Object as History

WEEK 1

we understood that how an object’s history plays a role in it uses, importance and appearance.

Ms. Alisha Sadikot was our teacher and she showed us some examples which are kept in museums currently and explained it’s uses and etc.

Our homework was to select an object which had it’s uses till now.

WEEK 2

I searched for many objects like telephones, choppers, coins. I selected my object “burins”

 

Burins were stone tools with a rounded grasping end and a sharp, razor-like working end. It was invented in the Paleolithic age (16th century). The tools were formed by striking off a small stone flake from a larger stone flake. They were used for carving other materials such as bone and wood. They were wielded either in hand or attached to a wooden handle.[1]

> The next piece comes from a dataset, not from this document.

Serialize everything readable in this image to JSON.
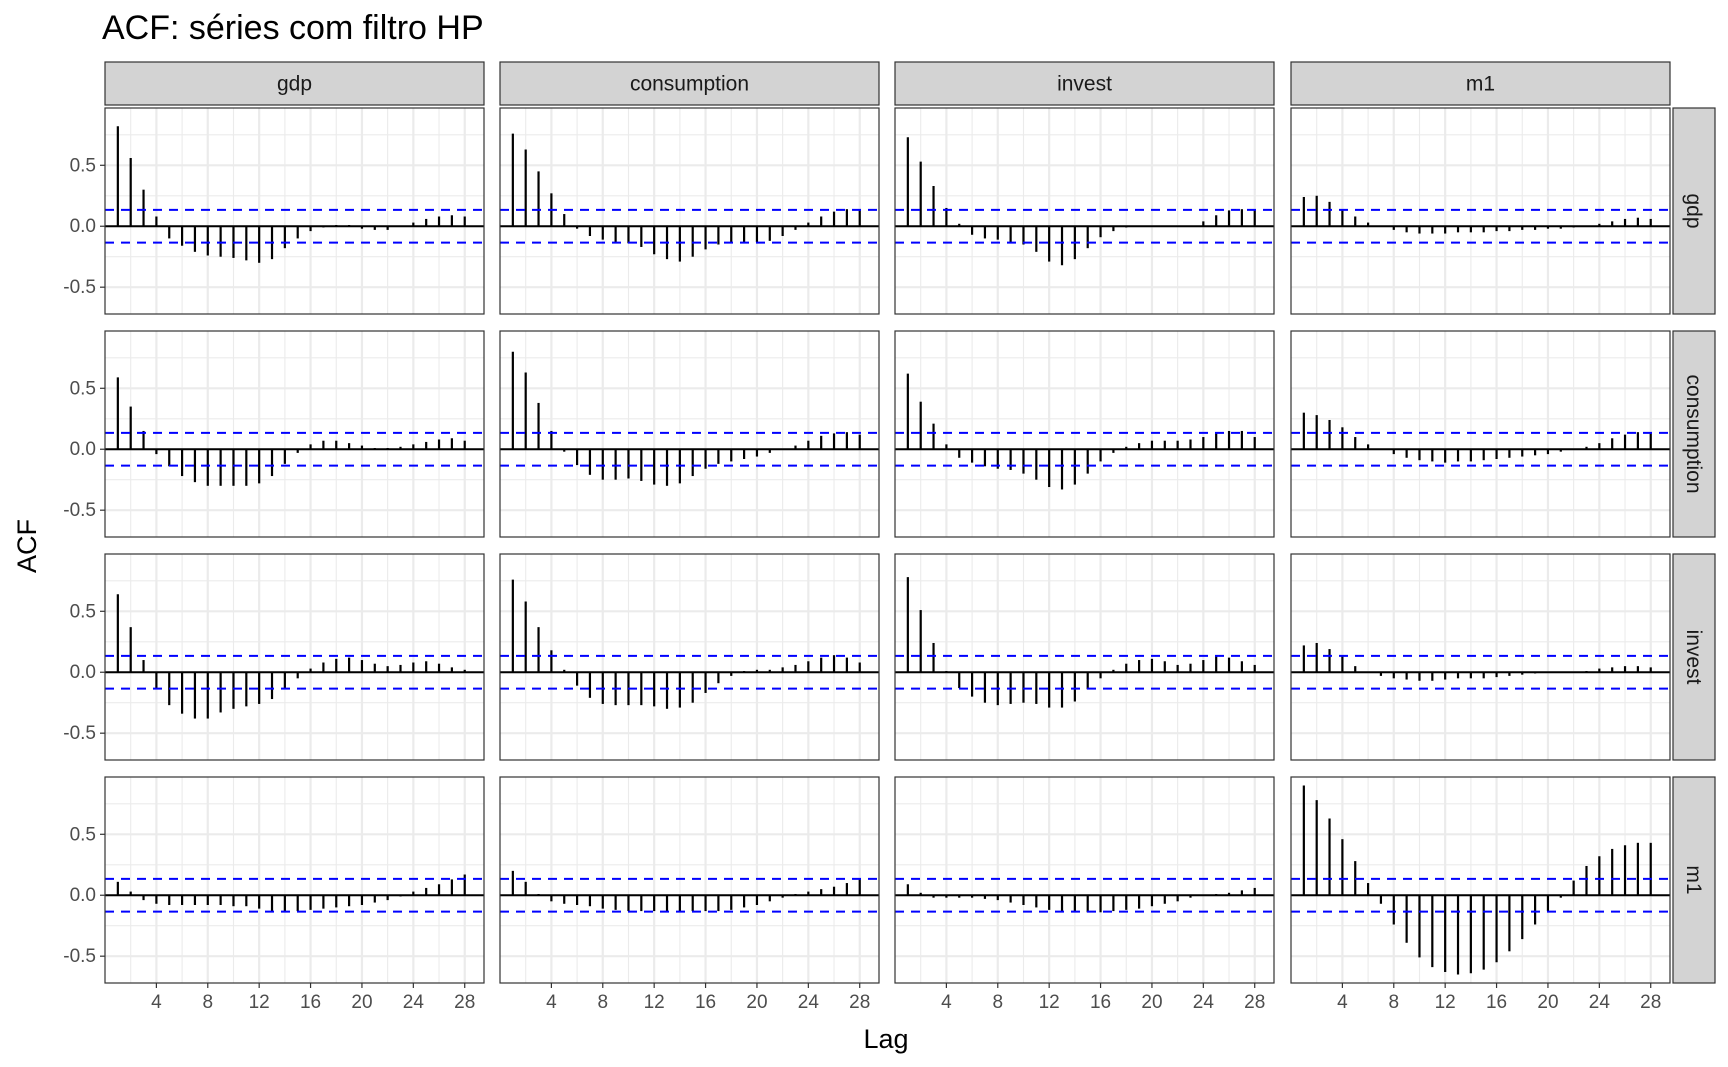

An engraving burin is used predominantly by engravers [Engraving is the practice of incising a design onto a hard, usually flat surface by cutting grooves into It.], but also by relief printmakers in making wood engravings.[2] Its older English name, still often used, is graver. Usually an engraver will have several tools, of different sizes and shapes of cutting face.

In use, it is typically held at approximately a 30-degree angle to the surface. The index and middle finger typically guide the shaft, while the handle is cradled in the palm.[3]

Tools like blade cores, scrapers, hand axe and clovis points were engraved by burins.

[1] https://sciencing.com/tools-used-stone-age-8241954.html

[2] https://en.wikipedia.org/wiki/Engraving

[3] http://www.anth.ucsb.edu/faculty/stsmith/classes/anth3/courseware/LithicTech/9_Upper_Paleolithic_Tool.html

WEEK 3

For the 3rd week we have to be detailed and more informative.

Burins are known as gravers. They were mainly used for engraving on soft stone or bone as well as on the rock shelter and caves used by pre-historic man. These are small chisel[1] like tools produced on blade like flakes with a sharp but thick cutting edge formed by the intersection of the leveled or sloping surface.

Technology and evolution of mankind influenced a lot on the historic objects and its uses. Engraving now was not widely used and took a separate corner of our community. The making of the object depends on its uses and burins helped the pre historic man to make sharpen the other stones, helped engraving on wood or bones and also to cut them. Now days these all are different types of work done by different technologies adapted by big companies.

In short, burins are extinct and seen in galleries now days.

[1] A long-bladed hand tool with a bevelled cutting edge and a handle which is struck with a hammer or mallet, used to cut or shape wood, stone, or metal.